N′-(3-Hydroxybenzylidene)-2-[1-(naphthalen-1-yl)-1H-tetrazol-5-ylthio]acetohydrazide (5q). White needle crystal. Yield: 75.%. M.p. 241–242°C. IR (KBr, cm−1): 3288 (NH), 1657 (C=O), 1611 (C=N). 1H-NMR (DMSO-d6, ppm) δ: 11.80, 11.72 (2s, 1H, CONH), 9.68, 9.64 (2s, 1H, –OH), 8.32–6.83 (m, 12H, N=CH, naphthalene and benzene), 4.71, 4.28 (2s, 2H, CH2). 13C-NMR (DMSO-d6) δ: 168.12, 163.00 (C=O), 162.78, 158.13 (C–OH), 156.69, 156.46 (tetrazole-C), 147.80, 144.91 (C=N), 36.47, 36.25 (S-CH2). ESI-MS: m/z 405.7 (M+1), 209.4 (M-195). C20H16N6O2S (404.11).

N′-(4-Hydroxybenzylidene)-2-[1-(naphthalen-1-yl)-1H-tetrazol-5-ylthio]acetohydrazide (5r). White needle crystal. Yield: 74.3%. M.p. 258–259°C. IR (KBr, cm−1): 3169 (NH), 1671 (C=O), 1605 (C=N). 1H-NMR (DMSO-d6, ppm) δ: 11.64, 11.57 (2s, 1H, CONH), 9.55 (s, 1H, –OH), 8.32–6.81 (m, 11H, N=CH, naphthalene and benzene), 7.25 (d, 1H, J = 8.4Hz), 4.67, 4.26 (2s, 2H, CH2). 13C-NMR (DMSO-d6) δ: 167.81, 162.77 (C=O), 162.59, 160.00, 159.87 (C–OH), 156.73, 156.47 (tetrazole-C), 148.02, 144.94 (C=N), 36.43, 36.25 (S-CH2). ESI-MS: m/z 405.7 (M+1), 209.4 (M-195). C20H16N6O2S (404.11).

N′-(4-(Dimethylamino)benzylidene)-2-[1-(naphthalen-1-yl)-1H-tetrazol-5-ylthio]acetohydrazide (5s). White cubic crystal. Yield: 69.6%. M.p. 253–255°C. IR (KBr, cm−1): 3165 (NH), 1669 (C=O), 1606 (C=N). 1H-NMR (DMSO-d6, ppm) δ: 11.54, 11.48 (2s,1H, CONH), 8.32–7.24 (m, 10H, N=CH, naphthalene and benzene), 6.74 (d, 2H, J = 8.4Hz), 4.67, 4.25 (2s, 2H, CH2), 2.97 (s, 6H, NCH3). 13C-NMR (DMSO-d6) δ: 167.56, 162.29 (C=O), 156.79, 156.50 (tetrazole-C), 156.50, 152.05, 151.94 (C–N(Me)2), 145.47, 134.23 (C=N), 40.31 (NCH3), 36.48, 36.11 (S-CH2). ESI-MS: m/z 432.6 (M+1), 236.3 (M-195). C22H21N7OS (431.15).

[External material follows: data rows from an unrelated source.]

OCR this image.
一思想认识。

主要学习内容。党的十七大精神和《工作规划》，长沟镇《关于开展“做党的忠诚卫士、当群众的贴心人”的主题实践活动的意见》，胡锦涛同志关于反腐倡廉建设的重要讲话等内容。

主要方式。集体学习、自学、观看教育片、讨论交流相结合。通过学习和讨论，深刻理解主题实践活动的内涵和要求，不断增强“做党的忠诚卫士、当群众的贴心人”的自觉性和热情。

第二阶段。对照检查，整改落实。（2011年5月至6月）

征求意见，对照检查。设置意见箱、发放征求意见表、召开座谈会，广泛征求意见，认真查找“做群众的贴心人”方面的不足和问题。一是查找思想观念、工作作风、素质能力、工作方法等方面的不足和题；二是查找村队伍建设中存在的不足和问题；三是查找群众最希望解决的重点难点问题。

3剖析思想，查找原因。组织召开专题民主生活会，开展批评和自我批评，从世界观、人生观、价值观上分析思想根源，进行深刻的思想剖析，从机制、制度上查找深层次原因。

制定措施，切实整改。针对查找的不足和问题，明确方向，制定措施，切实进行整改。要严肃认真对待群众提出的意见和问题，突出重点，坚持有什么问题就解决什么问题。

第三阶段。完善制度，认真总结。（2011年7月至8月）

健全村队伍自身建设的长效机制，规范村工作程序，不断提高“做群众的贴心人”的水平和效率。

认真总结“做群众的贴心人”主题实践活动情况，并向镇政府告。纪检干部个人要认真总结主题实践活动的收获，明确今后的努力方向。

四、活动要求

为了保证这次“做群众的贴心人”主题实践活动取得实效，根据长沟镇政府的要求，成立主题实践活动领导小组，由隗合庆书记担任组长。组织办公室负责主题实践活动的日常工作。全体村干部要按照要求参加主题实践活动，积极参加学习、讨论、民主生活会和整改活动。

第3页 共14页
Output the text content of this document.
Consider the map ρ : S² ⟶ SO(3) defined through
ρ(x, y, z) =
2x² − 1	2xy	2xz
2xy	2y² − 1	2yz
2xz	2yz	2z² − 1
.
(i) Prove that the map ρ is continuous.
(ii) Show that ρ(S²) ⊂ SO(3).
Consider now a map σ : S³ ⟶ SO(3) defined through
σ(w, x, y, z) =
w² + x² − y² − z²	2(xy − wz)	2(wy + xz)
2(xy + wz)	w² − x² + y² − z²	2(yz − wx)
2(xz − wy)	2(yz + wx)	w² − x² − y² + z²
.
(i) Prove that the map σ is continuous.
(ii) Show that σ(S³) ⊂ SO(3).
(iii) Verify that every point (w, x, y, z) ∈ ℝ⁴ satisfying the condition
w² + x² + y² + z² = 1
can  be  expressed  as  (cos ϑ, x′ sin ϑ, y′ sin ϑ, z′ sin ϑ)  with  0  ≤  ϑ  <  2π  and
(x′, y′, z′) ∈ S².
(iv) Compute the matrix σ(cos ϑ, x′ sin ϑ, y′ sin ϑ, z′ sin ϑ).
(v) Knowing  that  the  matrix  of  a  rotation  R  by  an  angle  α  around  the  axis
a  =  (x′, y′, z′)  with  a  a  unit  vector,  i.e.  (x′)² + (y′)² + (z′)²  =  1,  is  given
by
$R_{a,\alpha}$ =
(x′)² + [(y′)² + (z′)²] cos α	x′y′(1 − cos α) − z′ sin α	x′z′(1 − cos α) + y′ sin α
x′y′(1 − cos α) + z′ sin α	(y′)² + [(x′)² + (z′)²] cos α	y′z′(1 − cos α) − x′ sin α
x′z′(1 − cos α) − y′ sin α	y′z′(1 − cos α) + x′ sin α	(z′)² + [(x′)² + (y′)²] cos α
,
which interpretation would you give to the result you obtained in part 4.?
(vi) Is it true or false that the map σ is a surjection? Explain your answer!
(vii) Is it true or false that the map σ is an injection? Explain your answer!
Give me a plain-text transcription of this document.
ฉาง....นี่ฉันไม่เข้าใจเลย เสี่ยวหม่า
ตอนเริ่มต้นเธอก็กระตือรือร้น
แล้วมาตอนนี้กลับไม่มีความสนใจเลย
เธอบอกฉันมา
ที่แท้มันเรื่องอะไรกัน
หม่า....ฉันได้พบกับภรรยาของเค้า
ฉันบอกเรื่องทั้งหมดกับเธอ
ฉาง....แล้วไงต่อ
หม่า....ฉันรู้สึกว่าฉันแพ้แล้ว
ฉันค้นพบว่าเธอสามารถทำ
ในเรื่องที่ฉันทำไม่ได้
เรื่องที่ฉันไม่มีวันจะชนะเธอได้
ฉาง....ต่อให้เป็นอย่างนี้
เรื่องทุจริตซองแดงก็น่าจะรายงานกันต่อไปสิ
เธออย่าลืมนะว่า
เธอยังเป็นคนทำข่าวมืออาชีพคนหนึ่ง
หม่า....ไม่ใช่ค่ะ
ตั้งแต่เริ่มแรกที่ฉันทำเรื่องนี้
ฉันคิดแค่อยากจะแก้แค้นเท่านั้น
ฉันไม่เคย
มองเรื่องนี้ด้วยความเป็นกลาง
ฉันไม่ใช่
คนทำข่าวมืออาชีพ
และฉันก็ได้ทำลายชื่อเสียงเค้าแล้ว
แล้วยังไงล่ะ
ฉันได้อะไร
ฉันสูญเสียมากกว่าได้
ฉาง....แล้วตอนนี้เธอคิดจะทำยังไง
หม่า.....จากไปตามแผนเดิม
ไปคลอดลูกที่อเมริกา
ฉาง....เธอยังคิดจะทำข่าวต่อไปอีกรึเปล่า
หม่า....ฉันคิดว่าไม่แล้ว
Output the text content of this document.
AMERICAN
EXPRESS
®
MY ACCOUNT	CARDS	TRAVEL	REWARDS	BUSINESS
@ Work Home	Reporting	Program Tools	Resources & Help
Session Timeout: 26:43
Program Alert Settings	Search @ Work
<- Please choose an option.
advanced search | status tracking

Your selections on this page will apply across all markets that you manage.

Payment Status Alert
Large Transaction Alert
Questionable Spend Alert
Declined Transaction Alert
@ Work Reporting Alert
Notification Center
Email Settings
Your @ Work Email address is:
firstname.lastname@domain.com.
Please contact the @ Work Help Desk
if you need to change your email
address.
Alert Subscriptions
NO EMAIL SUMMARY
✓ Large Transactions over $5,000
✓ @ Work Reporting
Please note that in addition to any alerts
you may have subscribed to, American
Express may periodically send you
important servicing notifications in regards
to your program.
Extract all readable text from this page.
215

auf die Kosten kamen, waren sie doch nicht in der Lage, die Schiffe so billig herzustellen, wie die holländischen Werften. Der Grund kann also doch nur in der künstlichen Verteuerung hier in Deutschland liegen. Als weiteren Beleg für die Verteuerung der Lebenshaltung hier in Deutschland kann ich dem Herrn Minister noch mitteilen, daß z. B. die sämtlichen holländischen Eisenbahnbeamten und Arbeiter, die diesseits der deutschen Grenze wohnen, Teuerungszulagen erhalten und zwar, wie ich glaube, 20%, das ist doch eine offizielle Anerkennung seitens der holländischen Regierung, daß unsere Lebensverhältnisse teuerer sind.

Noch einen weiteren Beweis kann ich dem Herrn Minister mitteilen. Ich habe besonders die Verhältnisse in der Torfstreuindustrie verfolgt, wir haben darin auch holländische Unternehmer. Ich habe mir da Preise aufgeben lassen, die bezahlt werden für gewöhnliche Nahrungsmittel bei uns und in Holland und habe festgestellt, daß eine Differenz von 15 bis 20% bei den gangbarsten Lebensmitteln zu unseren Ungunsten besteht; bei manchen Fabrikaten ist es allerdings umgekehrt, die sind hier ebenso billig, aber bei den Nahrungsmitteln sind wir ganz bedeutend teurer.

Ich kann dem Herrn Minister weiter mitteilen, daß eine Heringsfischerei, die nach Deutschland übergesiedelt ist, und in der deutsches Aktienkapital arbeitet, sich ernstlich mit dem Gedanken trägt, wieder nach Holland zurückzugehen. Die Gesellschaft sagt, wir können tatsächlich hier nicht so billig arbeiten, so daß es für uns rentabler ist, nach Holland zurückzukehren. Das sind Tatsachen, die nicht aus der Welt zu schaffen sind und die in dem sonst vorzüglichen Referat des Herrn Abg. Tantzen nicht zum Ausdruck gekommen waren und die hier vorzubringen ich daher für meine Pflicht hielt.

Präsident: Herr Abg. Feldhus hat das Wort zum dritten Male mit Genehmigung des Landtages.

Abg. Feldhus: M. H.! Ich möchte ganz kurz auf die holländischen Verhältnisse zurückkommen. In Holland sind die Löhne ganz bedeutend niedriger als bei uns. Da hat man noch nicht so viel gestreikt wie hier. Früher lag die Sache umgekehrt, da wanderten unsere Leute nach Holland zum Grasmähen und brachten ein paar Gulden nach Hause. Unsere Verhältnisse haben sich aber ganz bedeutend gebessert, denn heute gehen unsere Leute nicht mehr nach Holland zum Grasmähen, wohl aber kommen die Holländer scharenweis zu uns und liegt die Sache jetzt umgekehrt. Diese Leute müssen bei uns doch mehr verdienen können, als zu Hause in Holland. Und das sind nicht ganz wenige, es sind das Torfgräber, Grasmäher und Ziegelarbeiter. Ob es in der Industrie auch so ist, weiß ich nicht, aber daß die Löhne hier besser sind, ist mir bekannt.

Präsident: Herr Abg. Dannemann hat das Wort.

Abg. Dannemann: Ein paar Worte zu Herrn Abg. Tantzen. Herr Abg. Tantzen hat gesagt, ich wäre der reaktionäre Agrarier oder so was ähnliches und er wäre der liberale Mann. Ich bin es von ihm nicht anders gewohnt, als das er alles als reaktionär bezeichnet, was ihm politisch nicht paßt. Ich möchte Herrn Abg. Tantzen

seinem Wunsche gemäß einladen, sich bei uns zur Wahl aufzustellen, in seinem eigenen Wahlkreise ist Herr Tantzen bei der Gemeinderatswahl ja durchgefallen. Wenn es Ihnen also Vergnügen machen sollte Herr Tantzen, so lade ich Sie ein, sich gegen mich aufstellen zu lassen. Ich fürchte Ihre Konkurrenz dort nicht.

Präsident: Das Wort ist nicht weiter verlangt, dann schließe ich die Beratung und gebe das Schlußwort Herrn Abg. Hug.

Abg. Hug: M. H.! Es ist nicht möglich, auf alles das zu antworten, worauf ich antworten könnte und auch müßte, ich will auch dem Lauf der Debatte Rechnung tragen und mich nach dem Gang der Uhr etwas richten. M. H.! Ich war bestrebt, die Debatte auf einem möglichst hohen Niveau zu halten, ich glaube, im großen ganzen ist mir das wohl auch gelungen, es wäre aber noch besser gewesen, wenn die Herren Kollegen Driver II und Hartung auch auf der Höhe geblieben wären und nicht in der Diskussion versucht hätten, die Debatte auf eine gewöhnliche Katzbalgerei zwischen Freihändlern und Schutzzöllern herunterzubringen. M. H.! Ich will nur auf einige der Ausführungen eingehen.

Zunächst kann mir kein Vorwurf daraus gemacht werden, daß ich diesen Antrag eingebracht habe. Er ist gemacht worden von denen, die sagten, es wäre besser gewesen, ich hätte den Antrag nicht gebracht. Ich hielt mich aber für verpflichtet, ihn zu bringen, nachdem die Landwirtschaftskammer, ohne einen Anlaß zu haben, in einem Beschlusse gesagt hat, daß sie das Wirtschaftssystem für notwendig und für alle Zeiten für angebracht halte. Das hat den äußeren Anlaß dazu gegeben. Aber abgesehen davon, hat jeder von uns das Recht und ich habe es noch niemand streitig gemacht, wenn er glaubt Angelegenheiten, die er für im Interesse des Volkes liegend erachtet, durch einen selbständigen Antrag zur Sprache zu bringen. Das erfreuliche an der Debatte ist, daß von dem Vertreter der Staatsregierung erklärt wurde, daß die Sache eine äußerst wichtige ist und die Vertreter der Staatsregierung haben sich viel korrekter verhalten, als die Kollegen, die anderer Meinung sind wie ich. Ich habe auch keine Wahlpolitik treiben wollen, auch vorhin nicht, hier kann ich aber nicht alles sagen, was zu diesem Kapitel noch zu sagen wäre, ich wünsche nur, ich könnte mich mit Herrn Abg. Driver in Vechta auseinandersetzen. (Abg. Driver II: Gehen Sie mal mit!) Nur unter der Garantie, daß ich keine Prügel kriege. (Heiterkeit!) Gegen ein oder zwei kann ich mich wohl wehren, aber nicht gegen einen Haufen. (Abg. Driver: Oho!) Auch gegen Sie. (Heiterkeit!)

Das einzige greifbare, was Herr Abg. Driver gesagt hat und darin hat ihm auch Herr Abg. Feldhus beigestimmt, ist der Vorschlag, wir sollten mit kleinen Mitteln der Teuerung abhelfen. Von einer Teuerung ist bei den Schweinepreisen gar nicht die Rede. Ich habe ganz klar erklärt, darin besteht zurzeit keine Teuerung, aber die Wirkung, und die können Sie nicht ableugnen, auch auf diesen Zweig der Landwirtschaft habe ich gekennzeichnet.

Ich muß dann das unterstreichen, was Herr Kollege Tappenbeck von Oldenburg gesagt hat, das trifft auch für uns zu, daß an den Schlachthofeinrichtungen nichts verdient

N′-Benzylidene-2-[1-(naphthalen-1-yl)-1H-tetrazol-5-ylthio]acetohydrazide (5t). White needle crystal. Yield: 58.7%. M.p. 225–226°C. IR (KBr, cm−1): 3183 (NH), 1670 (C=O), 1607 (C=N). 1H-NMR (DMSO-d6, ppm) δ: 11.86, 11.77 (2s, 1H, CONH), 8.32–7.25 (m, 12H, N=CH, naphthalene and benzene), 7.26 (d, 1H, J = 8.4Hz), 4.71, 4.29 (2s, 2H, CH2). 13C-NMR (DMSO-d6) δ: 168.22, 163.04 (C=O), 156.69, 156.46 (tetrazole-C), 147.74, 144.64 (C=N), 36.34, 36.04 (S-CH2). ESI-MS: m/z 389.5 (M+1), 193.5 (M-195). C20H16N6OS (388.11).

Anti-HIV activity assays

Given the multitude of enzymes and steps of the HIV multiplication cycle targeted by antiviral compounds and hydrazones considered to be popular fragments in bioactive anti-HIV agents, to evidence any potential antiviral activity, we chose to evaluate our compounds in cell-based, rather than cell-free, enzymatic assays. In our opinion, the former are better suited for optimization studies of a given lead compound.

The anti-HIV activity and cytotoxicity were evaluated against wild-type HIV-1 strain IIIB and HIV-2 (ROD) in MT-4 cells using the 3-(4,5-dimethylthiazol-2-yl)-2,5-diphenyltetrazolium bromide (MTT) method (Pauwels et al., 1988; Pannecouque et al., 2008). MT-4 cells were suspended in culture medium at 1×105 cells/ml and infected with HIV at a multiplicity of infection (MOI) of 0.02. Immediately after viral infection, 100 μl of the cell suspension was placed in each well of a flat-bottomed microtiter tray containing various concentrations of the test compounds. Stock solutions of the test compounds were prepared in DMSO at a concentration of 10 mg/ml. After 4 days of incubation at 37°C, the number of viable cells was determined using the MTT method. Compounds were tested in parallel for cytotoxic effects in uninfected MT-4 cells.

The 50% effective antiviral concentration (EC50) was defined as the compound concentration required to protect 50% of the virus-infected cells against viral cytopathicity. The 50% cytotoxic concentration (CC50) was defined as the compound concentration required to reduce the viability of mock-infected cells by 50%. The greater than symbol (>) is used to indicate the highest concentration at which the compounds were tested and still found to be noncytotoxic. Average EC50 and CC50 values for at least two separate experiments were presented.